In 2002, Congress passed the Sarbanes-Oxley Act (SOX) to improve transparency and accountability in business processes and corporate accounting that should lead to increased confidence in public markets. One key provision of this law, Section 404, has proved to be particularly difficult for companies, especially those that didn't have good internal controls, processes, and procedures already in place. As you know, Section 404 spells out the requirements for internal controls documentation, assessment, and testing activities that govern the creation of financial reports. The law requires that the management of publicly traded companies attest to the effectiveness of internal controls in each annual report they file with the Securities & Exchange Commission (SEC).

SOX compliance is about financial reporting, focusing on establishing good business practices, and ensuring proper controls are in place to identify potential areas of concern for management. But some executives also have been viewing and using it as an opportunity to streamline and improve business processes, improve efficiency, and increase competitiveness. In fact, companies that are having the most success began their compliance route by asking "How would we implement a corporate performance measurement and financial data accuracy initiative in the absence of SOX?" Regardless of the approach chosen, companies have found that most solutions have relied heavily on their information systems. Enterprise resource planning (ERP) systems and business process management (BPM) tools are two established and valuable resources that together are helping companies comply with SOX and make the business run better.

ERP SUPPORT

Most organizations have been using ERP systems for years. ERP solution providers originally designed their products to achieve automation across multiple departments in organizations, primarily to aid management of manufacturing and distribution processes. These systems offer a framework for organizations to work effectively and efficiently and provide for the establishment and management of standardized processes for raw materials, inventory, order entry, and distribution activities.

At the same time, ERP can help companies improve the systems environment, streamline business processes, and comply with SOX. Principally, ERP goes a long way toward eliminating fragmented and incompatible systems. It also provides support for SOX compliance in several important areas, including accounting, internal controls, and merging the physical and financial supply chains. Yet many ERP systems are out of date or still too decentralized to assist with Section 404 compliance, which has led to increased IT spending to support SOX compliance initiatives. In addition, there are some Section 404 compliance requirements that ERP alone doesn't satisfy.

Support for Accounting

Accounting is experiencing some important benefits of ERP: Duplicate files and redundant data entry are no longer necessary. Accountants can simulate product costs and analyze impacts of changes in labor rates, material costs, overhead rates, bills of materials, and product routings. Customer invoices may be based on actual shipments without duplicate data entry, which helps speed invoice processing. Matching of records for payment processing can be completely automated. As products progress through manufacturing, an ERP system can automatically record transactions and update the general ledger. This provides a complete audit trail from source documents to account balances, ensures accurate and current financial information, and permits tracking of actual activity against the budget.

ERP performs period closings quickly, eliminates or reduces clerical accounting errors, provides timelier financial reports, and permits customization of financial reports to meet the needs of individual managers. Financial projections can be prepared based on detailed information contained within a common database, thus eliminating inconsistencies that happen with multiple corporate information systems. Cash planning can account for current and projected orders, purchases, receivables, and payables.

ERP vendors are constantly introducing new reporting and consolidation tools to make financial processes more efficient and to assist with compliance. In an effort to improve external disclosures, they're developing software for more informed, timely, and comprehensive internal reporting. These capabilities give managers better visibility into current operations and for preparing forecasts.

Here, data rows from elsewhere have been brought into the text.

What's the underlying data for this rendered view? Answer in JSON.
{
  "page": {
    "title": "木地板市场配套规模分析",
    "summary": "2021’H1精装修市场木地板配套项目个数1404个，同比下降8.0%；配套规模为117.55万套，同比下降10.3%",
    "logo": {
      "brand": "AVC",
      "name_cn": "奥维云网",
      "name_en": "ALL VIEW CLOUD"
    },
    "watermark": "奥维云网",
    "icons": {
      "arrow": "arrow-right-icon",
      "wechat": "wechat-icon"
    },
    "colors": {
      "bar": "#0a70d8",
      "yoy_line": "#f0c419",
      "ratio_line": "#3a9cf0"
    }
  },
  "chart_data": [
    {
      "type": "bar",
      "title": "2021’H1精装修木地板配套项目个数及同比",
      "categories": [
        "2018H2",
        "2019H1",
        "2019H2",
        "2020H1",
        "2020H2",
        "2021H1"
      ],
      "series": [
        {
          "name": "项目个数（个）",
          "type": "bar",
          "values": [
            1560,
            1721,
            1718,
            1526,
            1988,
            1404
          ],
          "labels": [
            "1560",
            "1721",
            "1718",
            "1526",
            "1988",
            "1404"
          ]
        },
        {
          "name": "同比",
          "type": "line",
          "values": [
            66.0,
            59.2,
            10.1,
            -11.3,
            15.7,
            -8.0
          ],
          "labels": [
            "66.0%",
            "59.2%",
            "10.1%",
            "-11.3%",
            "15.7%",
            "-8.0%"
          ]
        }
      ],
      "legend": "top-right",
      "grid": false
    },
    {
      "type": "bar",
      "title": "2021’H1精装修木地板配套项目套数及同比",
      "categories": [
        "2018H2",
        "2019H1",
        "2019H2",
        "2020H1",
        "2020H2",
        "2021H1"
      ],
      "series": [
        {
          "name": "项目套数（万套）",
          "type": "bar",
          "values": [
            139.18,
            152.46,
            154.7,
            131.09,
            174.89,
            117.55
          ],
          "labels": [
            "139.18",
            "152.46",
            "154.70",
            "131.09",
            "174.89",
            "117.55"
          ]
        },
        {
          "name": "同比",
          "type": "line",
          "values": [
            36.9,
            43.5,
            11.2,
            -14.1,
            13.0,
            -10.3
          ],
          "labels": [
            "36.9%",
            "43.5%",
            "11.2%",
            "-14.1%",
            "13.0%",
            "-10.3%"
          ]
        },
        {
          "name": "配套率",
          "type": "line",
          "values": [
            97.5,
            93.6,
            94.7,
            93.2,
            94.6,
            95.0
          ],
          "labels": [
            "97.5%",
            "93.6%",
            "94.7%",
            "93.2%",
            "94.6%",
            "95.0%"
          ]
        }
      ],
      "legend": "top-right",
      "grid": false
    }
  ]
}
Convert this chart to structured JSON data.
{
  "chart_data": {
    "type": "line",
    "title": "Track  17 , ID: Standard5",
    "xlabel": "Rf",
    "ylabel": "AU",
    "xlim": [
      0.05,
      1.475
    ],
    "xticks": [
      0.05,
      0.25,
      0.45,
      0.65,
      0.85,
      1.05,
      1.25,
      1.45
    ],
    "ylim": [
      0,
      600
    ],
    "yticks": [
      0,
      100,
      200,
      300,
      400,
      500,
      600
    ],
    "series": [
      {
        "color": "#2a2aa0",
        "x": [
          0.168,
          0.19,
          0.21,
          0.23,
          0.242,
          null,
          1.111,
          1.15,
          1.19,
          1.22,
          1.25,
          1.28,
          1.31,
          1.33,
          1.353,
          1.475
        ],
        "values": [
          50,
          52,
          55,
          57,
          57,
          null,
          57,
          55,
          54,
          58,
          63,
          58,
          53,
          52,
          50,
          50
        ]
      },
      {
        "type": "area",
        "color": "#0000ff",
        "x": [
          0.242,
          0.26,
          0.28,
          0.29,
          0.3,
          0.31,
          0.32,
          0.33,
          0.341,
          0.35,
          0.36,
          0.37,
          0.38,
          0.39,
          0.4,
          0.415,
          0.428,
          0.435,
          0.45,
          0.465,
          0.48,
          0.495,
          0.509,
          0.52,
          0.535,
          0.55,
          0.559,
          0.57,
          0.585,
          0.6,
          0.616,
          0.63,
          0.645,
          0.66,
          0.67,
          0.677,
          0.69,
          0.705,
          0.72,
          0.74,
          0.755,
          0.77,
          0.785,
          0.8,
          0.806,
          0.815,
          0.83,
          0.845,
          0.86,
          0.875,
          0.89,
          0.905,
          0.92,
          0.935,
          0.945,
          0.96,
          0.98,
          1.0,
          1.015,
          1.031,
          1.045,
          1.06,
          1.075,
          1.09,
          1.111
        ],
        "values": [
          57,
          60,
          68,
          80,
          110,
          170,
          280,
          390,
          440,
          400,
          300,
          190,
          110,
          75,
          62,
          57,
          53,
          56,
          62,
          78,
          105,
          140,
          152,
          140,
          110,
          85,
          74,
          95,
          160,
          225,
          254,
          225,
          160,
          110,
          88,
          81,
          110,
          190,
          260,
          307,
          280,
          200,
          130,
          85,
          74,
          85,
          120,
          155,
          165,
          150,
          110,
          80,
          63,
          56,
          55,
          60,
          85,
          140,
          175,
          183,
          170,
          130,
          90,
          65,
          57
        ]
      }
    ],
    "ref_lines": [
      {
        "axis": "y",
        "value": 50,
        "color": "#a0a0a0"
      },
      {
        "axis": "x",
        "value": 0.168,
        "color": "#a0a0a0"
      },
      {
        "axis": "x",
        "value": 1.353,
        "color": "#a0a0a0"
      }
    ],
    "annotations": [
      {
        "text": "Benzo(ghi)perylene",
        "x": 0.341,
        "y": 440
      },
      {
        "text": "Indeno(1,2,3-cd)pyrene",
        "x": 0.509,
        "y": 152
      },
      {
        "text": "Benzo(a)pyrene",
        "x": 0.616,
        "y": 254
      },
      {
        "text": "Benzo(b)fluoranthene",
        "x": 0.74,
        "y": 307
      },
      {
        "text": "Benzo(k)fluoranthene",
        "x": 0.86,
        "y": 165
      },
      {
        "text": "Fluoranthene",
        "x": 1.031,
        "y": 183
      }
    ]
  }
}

This provides the ability to create performance "watchdogs" who serve as an early-warning system for important corporate performance metrics.

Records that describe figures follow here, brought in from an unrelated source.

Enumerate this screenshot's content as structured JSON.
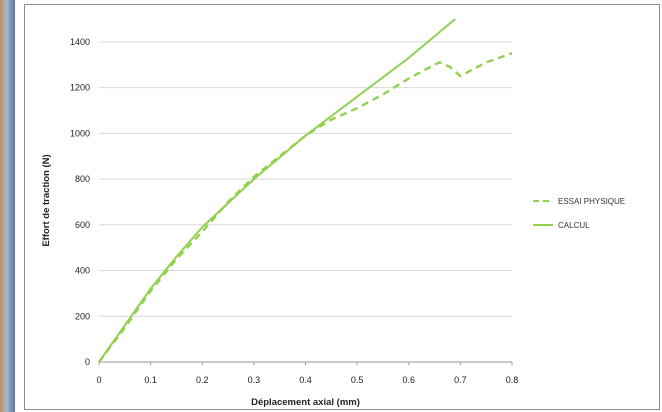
{
  "chart_data": {
    "type": "line",
    "xlabel": "Déplacement axial (mm)",
    "ylabel": "Effort de traction (N)",
    "xlim": [
      0,
      0.8
    ],
    "ylim": [
      0,
      1500
    ],
    "x_ticks": [
      "0",
      "0.1",
      "0.2",
      "0.3",
      "0.4",
      "0.5",
      "0.6",
      "0.7",
      "0.8"
    ],
    "y_ticks": [
      "0",
      "200",
      "400",
      "600",
      "800",
      "1000",
      "1200",
      "1400"
    ],
    "grid": "horizontal",
    "legend_position": "right",
    "series_color": "#92d050",
    "series": [
      {
        "name": "ESSAI PHYSIQUE",
        "style": "dashed",
        "points": [
          [
            0,
            0
          ],
          [
            0.05,
            150
          ],
          [
            0.1,
            310
          ],
          [
            0.15,
            450
          ],
          [
            0.2,
            570
          ],
          [
            0.25,
            700
          ],
          [
            0.3,
            810
          ],
          [
            0.35,
            900
          ],
          [
            0.4,
            990
          ],
          [
            0.45,
            1060
          ],
          [
            0.5,
            1110
          ],
          [
            0.55,
            1170
          ],
          [
            0.6,
            1240
          ],
          [
            0.65,
            1300
          ],
          [
            0.66,
            1310
          ],
          [
            0.68,
            1290
          ],
          [
            0.7,
            1250
          ],
          [
            0.72,
            1275
          ],
          [
            0.75,
            1310
          ],
          [
            0.8,
            1350
          ]
        ]
      },
      {
        "name": "CALCUL",
        "style": "solid",
        "points": [
          [
            0,
            0
          ],
          [
            0.05,
            160
          ],
          [
            0.1,
            320
          ],
          [
            0.15,
            460
          ],
          [
            0.2,
            590
          ],
          [
            0.3,
            800
          ],
          [
            0.4,
            990
          ],
          [
            0.5,
            1160
          ],
          [
            0.6,
            1330
          ],
          [
            0.69,
            1500
          ]
        ]
      }
    ]
  }
}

Support for Internal Controls

ERP systems incorporate control features that support SOX and other types of compliance. Information system controls can be segregated into three levels: organization, which relate to the entire organization and structure; entity, which address a business unit or division; and process, which are concerned with documentation and control over a specific business process. Process-level controls are further divided into general IT controls, application integration controls, and data ownership controls. There are also process-level controls that specifically support compliance.